West Ham's Icelandic owners look likely to sell the club before the end of January, with at least two rival bidders "at an advanced stage of the due diligence process", according to a source familiar with the situation. The source added that "negotiations are ongoing with more than one group" but said "things could be wrapped up within seven to 10 days".
One bidding group comprises the former Birmingham City owners, David Sullivan and David Gold. A second bid is from a London finance company, Intermarket. It has also been suggested in banking circles that a third bid could yet emerge from Tony Fernandes, the Malaysian businessman behind Air Asia, former sponsors of Manchester United. Fernandes himself said last month that no bid is planned.
West Ham's chairman, Andrew Bernhardt, has consistently claimed that the company which owns the Hammers, CB Holding, does not need to sell, and there is a sustainable business plan if it doesn't sell.
Other sources say the dire financial situation could force the sales of players this month to balance the books unless the club is sold or fresh capital is otherwise injected.
It would make sense for CB Holding to get out now for business reasons if they think there is any possibility of the club being relegated.
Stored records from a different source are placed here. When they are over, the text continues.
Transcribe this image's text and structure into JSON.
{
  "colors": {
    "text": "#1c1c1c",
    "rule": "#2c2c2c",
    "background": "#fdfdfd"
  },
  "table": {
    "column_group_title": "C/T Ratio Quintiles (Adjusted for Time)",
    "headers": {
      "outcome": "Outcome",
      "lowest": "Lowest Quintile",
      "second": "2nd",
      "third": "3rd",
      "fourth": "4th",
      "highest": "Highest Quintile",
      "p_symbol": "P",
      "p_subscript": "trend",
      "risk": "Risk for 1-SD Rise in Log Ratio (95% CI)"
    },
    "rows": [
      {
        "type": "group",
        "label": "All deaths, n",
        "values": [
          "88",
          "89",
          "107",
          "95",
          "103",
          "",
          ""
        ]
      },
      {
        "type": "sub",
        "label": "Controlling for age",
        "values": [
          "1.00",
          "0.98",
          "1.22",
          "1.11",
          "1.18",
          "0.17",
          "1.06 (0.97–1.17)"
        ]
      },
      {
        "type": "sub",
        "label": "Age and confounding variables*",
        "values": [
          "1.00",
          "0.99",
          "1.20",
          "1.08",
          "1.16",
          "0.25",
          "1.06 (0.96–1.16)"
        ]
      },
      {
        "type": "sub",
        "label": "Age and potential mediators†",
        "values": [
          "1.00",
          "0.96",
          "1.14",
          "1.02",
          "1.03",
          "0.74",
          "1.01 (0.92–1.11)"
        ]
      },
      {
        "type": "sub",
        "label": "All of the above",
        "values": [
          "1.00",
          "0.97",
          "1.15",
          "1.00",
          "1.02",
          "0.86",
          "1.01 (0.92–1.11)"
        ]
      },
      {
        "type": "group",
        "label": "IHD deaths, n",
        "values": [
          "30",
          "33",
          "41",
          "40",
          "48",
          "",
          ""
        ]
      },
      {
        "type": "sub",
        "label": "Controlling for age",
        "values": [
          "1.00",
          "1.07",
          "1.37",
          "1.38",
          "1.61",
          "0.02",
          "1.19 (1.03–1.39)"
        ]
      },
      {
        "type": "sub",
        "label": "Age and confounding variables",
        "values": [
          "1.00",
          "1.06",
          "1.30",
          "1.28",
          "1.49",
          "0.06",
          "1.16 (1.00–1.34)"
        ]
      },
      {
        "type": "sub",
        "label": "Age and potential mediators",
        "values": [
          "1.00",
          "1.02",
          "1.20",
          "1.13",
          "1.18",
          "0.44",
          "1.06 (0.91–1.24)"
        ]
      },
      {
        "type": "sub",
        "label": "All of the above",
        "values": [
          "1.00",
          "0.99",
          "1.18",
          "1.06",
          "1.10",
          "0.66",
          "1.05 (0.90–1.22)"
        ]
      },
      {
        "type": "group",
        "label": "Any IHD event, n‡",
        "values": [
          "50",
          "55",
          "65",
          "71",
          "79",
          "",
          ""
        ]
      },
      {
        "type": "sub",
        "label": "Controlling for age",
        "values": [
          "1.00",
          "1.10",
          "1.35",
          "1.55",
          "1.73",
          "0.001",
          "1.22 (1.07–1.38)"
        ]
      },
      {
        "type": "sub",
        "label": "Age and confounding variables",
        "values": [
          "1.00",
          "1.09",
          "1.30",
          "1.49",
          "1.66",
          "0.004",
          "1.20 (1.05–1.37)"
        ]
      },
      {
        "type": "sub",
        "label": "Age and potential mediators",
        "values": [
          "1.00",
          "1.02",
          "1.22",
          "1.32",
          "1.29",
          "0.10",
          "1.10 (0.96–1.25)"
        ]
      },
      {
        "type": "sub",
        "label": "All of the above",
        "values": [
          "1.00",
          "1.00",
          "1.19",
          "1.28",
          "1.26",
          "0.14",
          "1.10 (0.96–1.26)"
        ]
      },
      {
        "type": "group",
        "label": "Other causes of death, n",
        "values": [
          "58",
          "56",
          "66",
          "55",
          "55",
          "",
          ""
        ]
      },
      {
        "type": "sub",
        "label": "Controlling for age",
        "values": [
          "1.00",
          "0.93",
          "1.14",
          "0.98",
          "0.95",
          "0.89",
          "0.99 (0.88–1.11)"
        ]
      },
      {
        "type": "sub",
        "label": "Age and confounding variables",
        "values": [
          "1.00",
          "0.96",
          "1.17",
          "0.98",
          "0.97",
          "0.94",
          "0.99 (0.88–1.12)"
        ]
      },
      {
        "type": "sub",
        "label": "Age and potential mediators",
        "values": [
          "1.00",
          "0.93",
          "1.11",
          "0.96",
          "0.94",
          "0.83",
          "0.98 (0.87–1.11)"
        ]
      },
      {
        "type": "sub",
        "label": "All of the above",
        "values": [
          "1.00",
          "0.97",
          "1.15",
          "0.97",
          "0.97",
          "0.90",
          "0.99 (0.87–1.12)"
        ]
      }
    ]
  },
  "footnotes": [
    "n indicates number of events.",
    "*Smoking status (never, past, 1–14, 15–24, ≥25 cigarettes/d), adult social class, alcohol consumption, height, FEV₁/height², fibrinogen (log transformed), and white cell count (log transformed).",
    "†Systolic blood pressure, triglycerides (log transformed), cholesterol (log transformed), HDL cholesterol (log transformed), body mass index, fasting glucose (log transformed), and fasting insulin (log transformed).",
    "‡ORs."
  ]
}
It is obvious the firm has no capital to invest, or no will to invest any, and if West Ham go down, an asset worth millions in the Premier League would become a liability in danger of administration, little better than a write-off.
Sullivan and Gold want 50 per cent of West Ham – and a guarantee of effective control – in exchange for around £50m investment, much of which they stipulate should be spent on buying some players and the most urgent football debts. They have increased an earlier offer.
CB Holding is owned by a bank, Straumur, which is owed a chunk of the club's £40m bank debts. On top of that, West Ham have £30m of other liabilities including £19m which is still owed to Sheffield United over the Carlos Tevez affair.
It is understood that Intermarket have tabled an offer of around £100m for the whole club, but the structure of their deal is not known. "There will be a deal with someone within a month," a source said.
Gold and Sullivan sold Birmingham last year for £82m, having bought it 16 years ago for £1 and transformed its fortunes; they laid the foundation for Blues' current progress. If the pair fail with their West Ham bid, they will target Charlton then Crystal Palace, in that order.